Nowak became infamous recently - in a bust up over kin selection. He wrote an article with E. O. Wilson about kin selection and group selection, in which kin selection got bashed. The article was called "The evolution of eusociality" and it was published in Nature. It was poorly written and was widely ridiculed. However, the group selection controvery and the role of E. O. Wilson in it is turning out to be an interesting chapter in the history of biology - and Wilson is publishing his own book on the topic later this year. One of the reasons I decided to read SuperCooperators is to see what Nowak had to say for himself on the topic in his book.
My council for any others thinking of doing the same is: don't bother. The section in the book bashing kin selection is pretty dreadful. Nowak doesn't say anything particularly interesting or insightful in the chapter that isn't in the "eusociality" paper. Rather he reinforces the impression that he doesn't know what he is talking about. He belittles Price's equation as being "tautological" - which seems to be a particularly stupid criticism to me. The chapter on group selection isn't much better. Group selection is an interesting topic - but I don't recommend learning about it from Nowak.

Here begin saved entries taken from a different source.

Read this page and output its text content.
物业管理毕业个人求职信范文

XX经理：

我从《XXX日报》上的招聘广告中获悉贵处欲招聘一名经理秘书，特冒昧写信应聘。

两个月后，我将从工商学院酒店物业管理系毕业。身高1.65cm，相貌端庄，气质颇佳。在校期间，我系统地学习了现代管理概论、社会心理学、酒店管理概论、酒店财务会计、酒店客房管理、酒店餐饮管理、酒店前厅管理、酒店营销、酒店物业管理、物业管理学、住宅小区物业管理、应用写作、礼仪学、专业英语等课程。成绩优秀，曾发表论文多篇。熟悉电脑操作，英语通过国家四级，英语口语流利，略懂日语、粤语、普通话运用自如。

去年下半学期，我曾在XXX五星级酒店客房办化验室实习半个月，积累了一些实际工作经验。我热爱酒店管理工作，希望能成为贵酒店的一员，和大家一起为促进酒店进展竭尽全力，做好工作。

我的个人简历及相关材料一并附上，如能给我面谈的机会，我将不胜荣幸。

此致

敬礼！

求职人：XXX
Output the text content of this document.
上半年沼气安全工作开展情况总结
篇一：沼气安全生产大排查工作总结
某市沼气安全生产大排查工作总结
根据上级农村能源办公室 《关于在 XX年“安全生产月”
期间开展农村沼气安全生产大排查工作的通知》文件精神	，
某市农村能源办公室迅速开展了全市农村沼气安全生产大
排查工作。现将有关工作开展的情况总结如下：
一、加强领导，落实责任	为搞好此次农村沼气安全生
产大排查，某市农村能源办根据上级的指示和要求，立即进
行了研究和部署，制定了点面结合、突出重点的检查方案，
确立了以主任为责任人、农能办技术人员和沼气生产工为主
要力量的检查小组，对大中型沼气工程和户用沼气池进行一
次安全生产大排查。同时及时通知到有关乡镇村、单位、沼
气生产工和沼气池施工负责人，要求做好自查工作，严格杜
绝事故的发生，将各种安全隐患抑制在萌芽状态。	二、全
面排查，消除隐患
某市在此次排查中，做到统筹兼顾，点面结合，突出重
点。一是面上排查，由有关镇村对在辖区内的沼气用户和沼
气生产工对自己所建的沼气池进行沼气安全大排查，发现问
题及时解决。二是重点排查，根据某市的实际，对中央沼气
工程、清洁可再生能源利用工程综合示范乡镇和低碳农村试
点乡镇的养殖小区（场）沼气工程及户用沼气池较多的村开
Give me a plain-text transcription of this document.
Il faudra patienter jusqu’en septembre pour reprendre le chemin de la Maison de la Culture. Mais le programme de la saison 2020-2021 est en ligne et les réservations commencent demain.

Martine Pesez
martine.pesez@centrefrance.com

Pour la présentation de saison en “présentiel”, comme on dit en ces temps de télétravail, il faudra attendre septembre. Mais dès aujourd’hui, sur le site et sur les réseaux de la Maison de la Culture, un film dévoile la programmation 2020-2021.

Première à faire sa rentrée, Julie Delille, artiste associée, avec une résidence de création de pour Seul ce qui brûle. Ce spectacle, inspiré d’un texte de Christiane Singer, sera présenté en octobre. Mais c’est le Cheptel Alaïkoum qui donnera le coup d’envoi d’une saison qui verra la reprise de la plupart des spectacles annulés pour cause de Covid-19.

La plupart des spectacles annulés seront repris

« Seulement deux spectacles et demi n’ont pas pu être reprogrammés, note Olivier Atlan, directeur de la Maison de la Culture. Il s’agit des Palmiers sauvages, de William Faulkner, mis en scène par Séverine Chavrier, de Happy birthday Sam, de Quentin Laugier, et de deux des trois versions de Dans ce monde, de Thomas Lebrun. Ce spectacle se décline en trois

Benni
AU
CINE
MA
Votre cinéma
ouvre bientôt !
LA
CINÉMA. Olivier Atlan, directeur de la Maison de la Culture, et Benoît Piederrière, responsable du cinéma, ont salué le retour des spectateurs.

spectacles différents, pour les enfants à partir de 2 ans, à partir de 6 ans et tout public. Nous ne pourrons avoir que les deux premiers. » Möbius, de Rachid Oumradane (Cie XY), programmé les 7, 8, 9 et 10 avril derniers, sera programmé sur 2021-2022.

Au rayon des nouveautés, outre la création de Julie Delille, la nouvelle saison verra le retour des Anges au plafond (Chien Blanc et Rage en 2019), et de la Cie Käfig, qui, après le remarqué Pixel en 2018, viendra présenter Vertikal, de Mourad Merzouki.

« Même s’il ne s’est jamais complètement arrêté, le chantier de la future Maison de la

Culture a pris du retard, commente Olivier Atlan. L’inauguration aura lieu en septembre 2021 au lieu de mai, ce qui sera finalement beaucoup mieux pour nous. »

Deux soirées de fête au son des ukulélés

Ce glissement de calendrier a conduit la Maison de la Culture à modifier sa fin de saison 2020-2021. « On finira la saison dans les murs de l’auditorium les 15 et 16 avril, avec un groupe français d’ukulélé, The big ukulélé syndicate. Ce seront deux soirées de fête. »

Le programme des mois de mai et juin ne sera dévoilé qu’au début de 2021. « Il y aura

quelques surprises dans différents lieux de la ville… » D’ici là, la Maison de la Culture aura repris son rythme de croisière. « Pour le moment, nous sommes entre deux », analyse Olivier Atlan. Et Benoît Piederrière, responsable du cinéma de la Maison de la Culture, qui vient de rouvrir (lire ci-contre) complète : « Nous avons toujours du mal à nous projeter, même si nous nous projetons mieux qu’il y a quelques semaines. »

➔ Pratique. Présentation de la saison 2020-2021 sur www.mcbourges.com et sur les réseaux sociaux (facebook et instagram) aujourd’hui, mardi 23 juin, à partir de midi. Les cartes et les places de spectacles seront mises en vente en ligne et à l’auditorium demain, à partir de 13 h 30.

He mostly just talks about the group selection models he personally built - without giving enough information for anyone to actually reproduce them. That is not worth very much, in my opinion.
In the final chapter, Nowak proposes that "natural cooperation" be added to Darwin's "mutation" and "natural selection" principles. I think that this suggestion doesn't make sense. Instead: production, elimination, mutation, symbiosis, synergy, self-organisation, learning and engineering are a much better list of fundamental evolutionary principles.
In the final chapter, Nowak explains why a scientific understanding cooperation is important for building cooperative enterprises - and that mastering cooperation is an important key for humanity when facing challenges in the modern world.
That all seems to be correct - but we need much better science that what Nowak has to offer in order to properly understand why humans cooperate.
There are a few interesting bits in this book, but probably its most salient feature is the way that it misses out so much that is of vital importance to the subject it is discussing.